We found a nice overlook where Baxter could get out and stalk through the rocks and hunt whatever Monsters might present themselves. He liked to climb, storming around up and over anything he could. If he weren't on the leash, we're fairly sure he'd still be there, poking around in rattlesnake holes and anywhere else he could stick his furry nose.





Despite being a Cat of the Forest, he seems to have developed quite the ability to blend into his mountain environment. Since he seemed to forget exactly which things needed to be stalked, he was currently stalking Christina from his Place Of Stealth when she shot the picture on the right. Can you find him? Or would you be Kitty Lunch?



In order to maintain our American Tourist credentials, we stopped by Mt Rushmore and Devil's Tower (on the way out of the area and heading across Wyoming). Mount Rushmore was mostly a tourist trap, but Devil's Tower was actually quite impressive. Maybe it's because it's somewhat out of the way, and maybe because you can't get that close to it without hiking, we had the place more or less to ourselves. Clearly a very spiritual place, it's easy to see why the Natives in the area revered it for so long.










From here we headed across Wyoming and spent the night camped out in the Beartooth Mountains. Then on to Yellowstone. More pictures and stories soon...

The Timezone Run

From Wisconsin we took off for The West, crossing the entire Central timezone in one (long) day. We managed to lose 2 hours in the process, so in the end we finished only 10 hours after leaving Wisconsin instead of the 12 our bodies noticed.

On the way crossed the Mississippi, which looks like a nice, peaceful braided river up here. We crossed over it via a couple of bridges and a sizeable island in the middle.

Despite having nothing much to see driving across western Wisconsin, southern Minnesota and South Dakota, it was at least a beautiful sunny day.


At the far side of the drive, we crossed The Big Muddy -- the Missouri river. For a river with such a fearsome reputation in American history, it was actually a rather pretty thing. Lots of old, long bridges and what looked like peaceable water. The two longest rivers in America now safely crossed, we must finally be in The West, right? We spent the night in the Badlands/Black Hills area in western South Dakota. Pictures and such from that rest day in the next post...

The American Midwest

So we made a bit of a marathon run across the whitebread amazing American midwest.

Christina's masterful repacking in Greensburg left us with plenty of space, and a puffy, deluxe nest for Baxter in the back seats. Everything we need for camping is in those snazzy white bins; everything we need in the car is in reach under or next to Baxter's nest. I'm impressed, anyway.

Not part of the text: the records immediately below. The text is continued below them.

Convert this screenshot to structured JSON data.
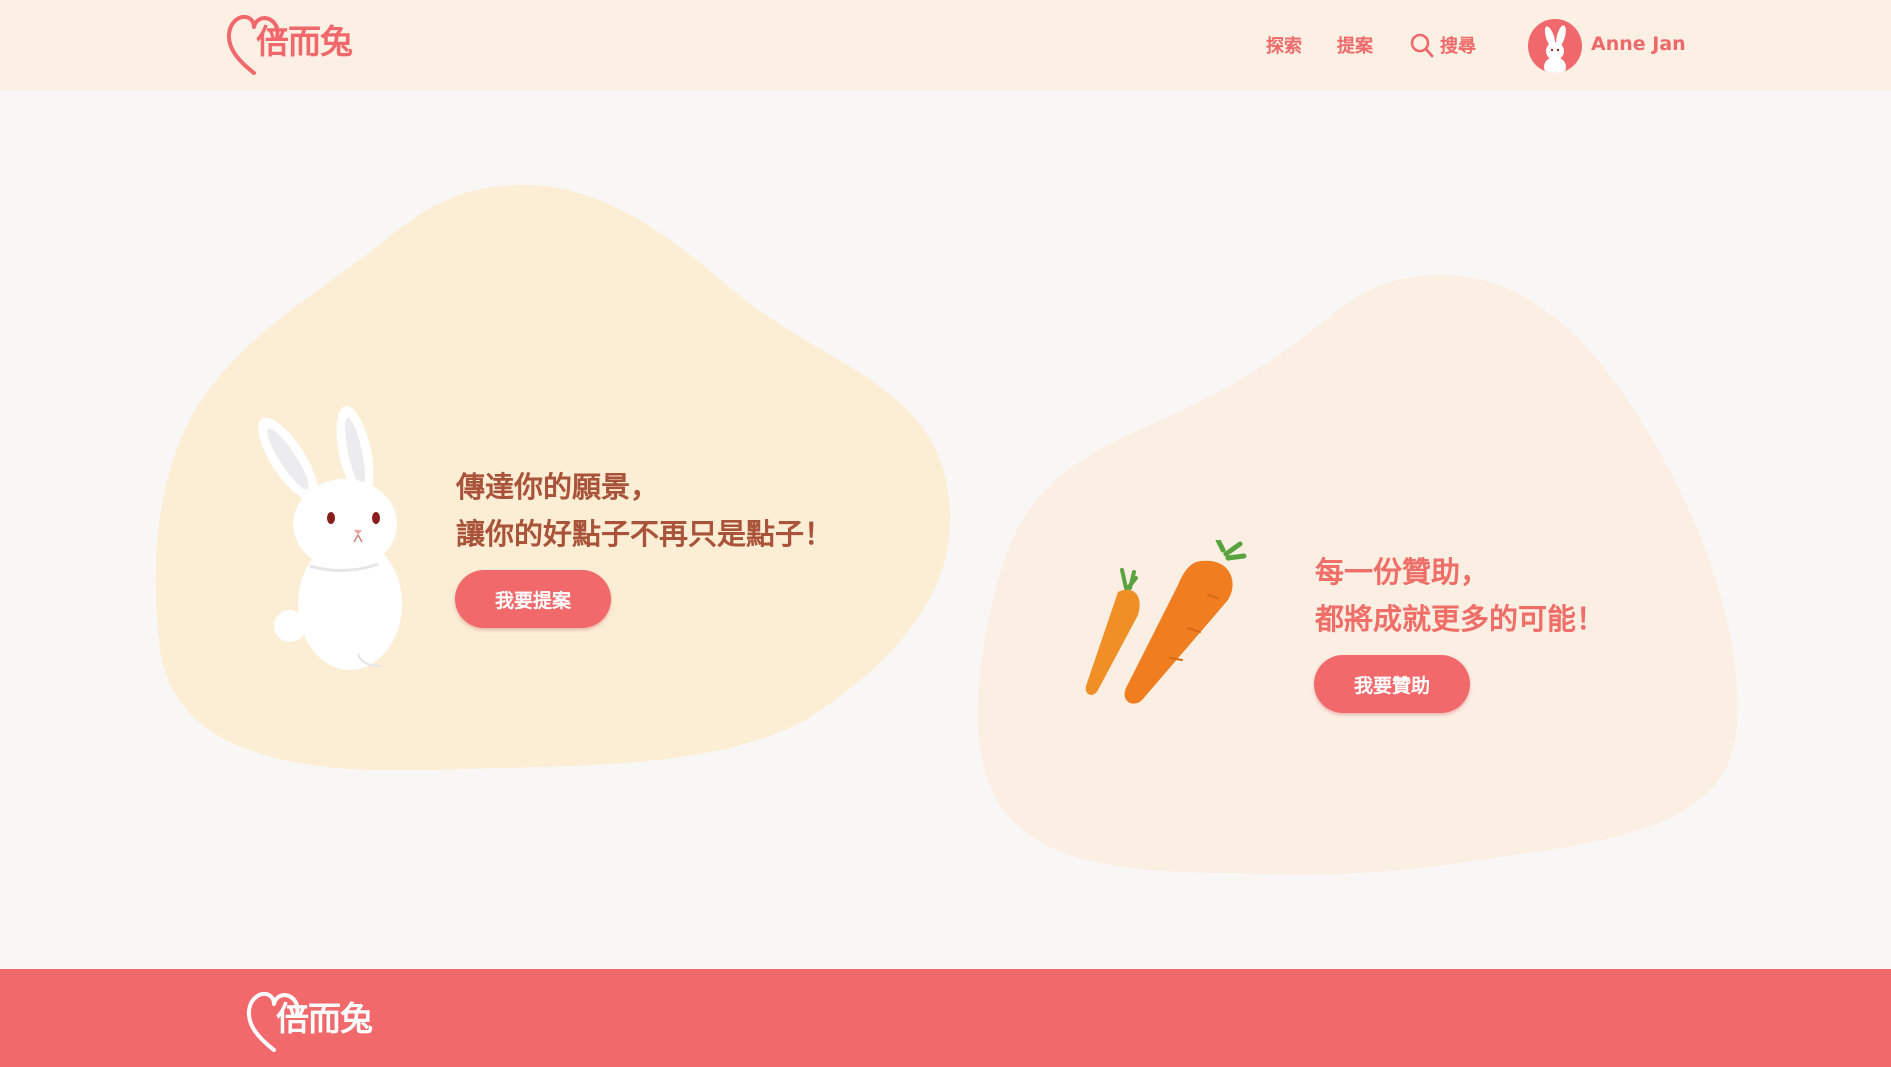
{
  "header": {
    "logo_text": "倍而兔",
    "nav": {
      "explore": "探索",
      "propose": "提案",
      "search": "搜尋"
    },
    "user_name": "Anne Jan"
  },
  "main": {
    "proposal": {
      "line1": "傳達你的願景，",
      "line2": "讓你的好點子不再只是點子！",
      "button": "我要提案"
    },
    "sponsor": {
      "line1": "每一份贊助，",
      "line2": "都將成就更多的可能！",
      "button": "我要贊助"
    }
  },
  "footer": {
    "logo_text": "倍而兔"
  },
  "colors": {
    "brand": "#f2696b",
    "header_bg": "#fcefe3",
    "proposal_blob": "#fbeed5",
    "sponsor_blob": "#fbeee2",
    "headline_brown": "#a9543a",
    "headline_coral": "#ef6e67"
  }
}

From Greensburg we headed out around Chicago and through the corn western Indiana and Illinois. We went north from there and spent the night at a place called Mirror Lake, near the Wisconsin Dells. The Dells, as it turns out, are quite the little tourist attraction. The Waterpark density is about one park for every mile. We were most impressed with a place called Kalahari, which had lots of pouring water and fun rides for the kiddies. I'm not quite sure the owners are familiar with the concept of a "desert."

In any event, we found an open spot in a campground at Mirror Lake and spent our first tent night. Our neighbors turned out to be a couple of drunk soldiers who were "taking their queer friends out on their first camping trip." After pointing out carefully that they were in separate tents, they told us they expected to be pretty loud. We moved across to the other side of the campground and appreciated the Fair Warning. They were indeed rather loud. As for unbridled gayness, none was noted by us.


Baxter wasn't totally thrilled with the camping arrangement, but he appreciated a little outside time. He did demonstrate a knack for getting himself hopelessly tangled around anything at all while wearing his leash. We'll need to work on a better system.